Título: Já são 34 os biomas ameaçados
Autor: Herton Escobar
Fonte: O Estado de São Paulo, 16/07/2005, Vida&, p. A16

O número de regiões do planeta com necessidade urgente de proteção ambiental está aumentando, segundo um novo levantamento feito pela organização Conservação Internacional (CI). A lista de biomas classificados como hotspots - ou "pontos quentes", em inglês - aumentou de 25 para 34 desde a primeira publicação do estudo, cinco anos atrás. Novas áreas emergenciais foram identificadas em quase todos os continentes, incluindo as ilhas do Japão e a Cordilheira do Himalaia, onde está o Monte Everest. Pelo Brasil, continuam na lista o cerrado e a mata atlântica. Os hotspots, segundo o conceito da CI, são biomas com pelo menos 1.500 espécies de plantas endêmicas (ou seja, que só existem naquele lugar) e que já perderam pelo menos 75% de sua cobertura vegetal original - isto é, com alto grau de biodiversidade e alto risco de desaparecer. Desde que o primeiro mapeamento foi publicado, em 2000, essas regiões são consideradas por muitos como as mais ameaçadas do planeta. Juntas, elas abrigam cerca de 75% da biodiversidade mundial de mamíferos, aves e anfíbios.

"As espécies que desaparecerem dessas áreas vão desaparecer globalmente", alerta Gustavo Fonseca, vice-presidente sênior para Ciência da CI e professor do Instituto de Ciências Biológicas da Universidade Federal de Minas Gerais (UFMG). O critério de plantas endêmicas, segundo ele, é usado para a classificação porque a diversidade de flora costuma ter relação direta com o resto da biodiversidade de um bioma.

Para o presidente da CI - que tem sede em Washington -, Russel Mittermeier, os hotspots representam "prontos-socorros" da biodiversidade, nos quais a proteção localizada das espécies pode trazer o maior benefício em escala global. E é neles, portanto, que os esforços de conservação devem ser concentrados a curto prazo.

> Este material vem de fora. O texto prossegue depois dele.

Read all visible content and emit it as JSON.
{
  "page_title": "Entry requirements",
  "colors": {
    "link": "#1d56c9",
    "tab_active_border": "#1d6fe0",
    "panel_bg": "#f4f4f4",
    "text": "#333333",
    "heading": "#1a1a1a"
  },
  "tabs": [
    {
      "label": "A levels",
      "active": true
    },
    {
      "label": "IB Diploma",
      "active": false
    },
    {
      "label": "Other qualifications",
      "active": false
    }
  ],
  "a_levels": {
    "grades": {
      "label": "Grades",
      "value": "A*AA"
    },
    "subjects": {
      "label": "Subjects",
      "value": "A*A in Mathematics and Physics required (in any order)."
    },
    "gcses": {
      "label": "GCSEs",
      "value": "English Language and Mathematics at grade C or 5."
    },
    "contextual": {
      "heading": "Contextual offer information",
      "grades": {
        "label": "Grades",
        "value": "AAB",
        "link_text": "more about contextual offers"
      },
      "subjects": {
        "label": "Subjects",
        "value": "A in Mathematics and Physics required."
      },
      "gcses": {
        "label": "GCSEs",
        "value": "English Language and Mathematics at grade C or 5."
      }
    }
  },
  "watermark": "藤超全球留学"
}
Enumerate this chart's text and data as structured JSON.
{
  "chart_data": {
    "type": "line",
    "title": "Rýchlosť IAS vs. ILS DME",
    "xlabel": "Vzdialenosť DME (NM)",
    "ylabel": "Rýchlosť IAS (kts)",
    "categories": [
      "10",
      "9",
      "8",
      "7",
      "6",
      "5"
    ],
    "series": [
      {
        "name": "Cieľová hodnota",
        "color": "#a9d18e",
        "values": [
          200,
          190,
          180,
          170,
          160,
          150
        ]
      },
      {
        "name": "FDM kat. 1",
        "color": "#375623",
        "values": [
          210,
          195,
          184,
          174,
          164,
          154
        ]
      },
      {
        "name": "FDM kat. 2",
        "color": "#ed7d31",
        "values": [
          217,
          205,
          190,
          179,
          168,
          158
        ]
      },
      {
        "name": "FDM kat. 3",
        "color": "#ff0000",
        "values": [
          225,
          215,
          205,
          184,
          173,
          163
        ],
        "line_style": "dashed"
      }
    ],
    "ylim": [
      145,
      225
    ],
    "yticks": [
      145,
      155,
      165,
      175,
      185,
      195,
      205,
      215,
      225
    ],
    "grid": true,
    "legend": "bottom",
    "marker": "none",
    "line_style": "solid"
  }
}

A inclusão de mais nove regiões na lista, segundo Fonseca, é resultado de um aperfeiçoamento do estudo publicado em 2000, que foi capa da revista científica Nature. Todas já chamavam a atenção desde o início, mas ainda faltavam dados suficientes para o selo de hotspot. "Percebemos que algumas áreas eram quase candidatas, mas os números não batiam muito bem, ou havia muito pouca informação."

Cerca de 400 especialistas trabalharam nos últimos quatro anos para atualizar os dados. Fonseca, entretanto, acha que é cedo para dizer se a classificação trouxe alguma melhora para as regiões ameaçadas. "Quatro anos é muito pouco para detectar grandes tendências", diz. "Mas a idéia é que a informação leva à ação. Ou pelo menos é o que esperamos."

BRASIL

A mata atlântica brasileira, reduzida a 7% de sua cobertura original, ainda é considerada um dos biomas mais ameaçados do planeta. Mas uma tendência positiva desponta no horizonte. "O desmatamento tem diminuído bastante, comparado ao ritmo das décadas de 80 e 90", diz o diretor da CI para a mata atlântica, Luiz Paulo Pinto. "Dificilmente você vê desmatamento em larga escala. Hoje ele ocorre em uma escala mais micro, tipo trabalho de formiguinha, corroendo a floresta lentamente pelas bordas."

A diferença, segundo ele, deve-se a vários fatores. Entre eles, uma maior conscientização da população e dos proprietários privados, que detêm mais de 95% das áreas remanescentes de floresta. A mata atlântica tem cerca de 8 mil espécies endêmicas de plantas e abriga mais da metade das espécies de fauna ameaçadas do Brasil.

Para o cerrado, as notícias não são tão animadoras. "O estado de proteção melhorou um pouco, mas o bioma continua sendo a menina dos olhos do agronegócio", diz o diretor da organização para o cerrado, Ricardo Machado. "Não somos contra o agronegócio - realmente, é um trunfo que o Brasil tem nesse setor. O problema é a maneira como isso está sendo feito." Segundo ele, o bioma tem entre 4 mil e 5 mil espécies endêmicas de plantas e já perdeu entre 70% e 80% de sua cobertura.

A Amazônia, apesar de toda sua biodiversidade, não entra na lista porque ainda possui a maior parte de seu território intacto (cerca de 85%). Segundo Fonseca, entretanto, não está descartada a possibilidade de, no futuro, regiões de biodiversidade endêmica da floresta que estejam ameaçadas pelo "arco do desmatamento" venham a ser consideradas hotspots.

O livro Hotspots Revisited (Hotspots Revisitados) será lançado hoje em Brasília, na reunião anual da Sociedade para Biologia da Conservação.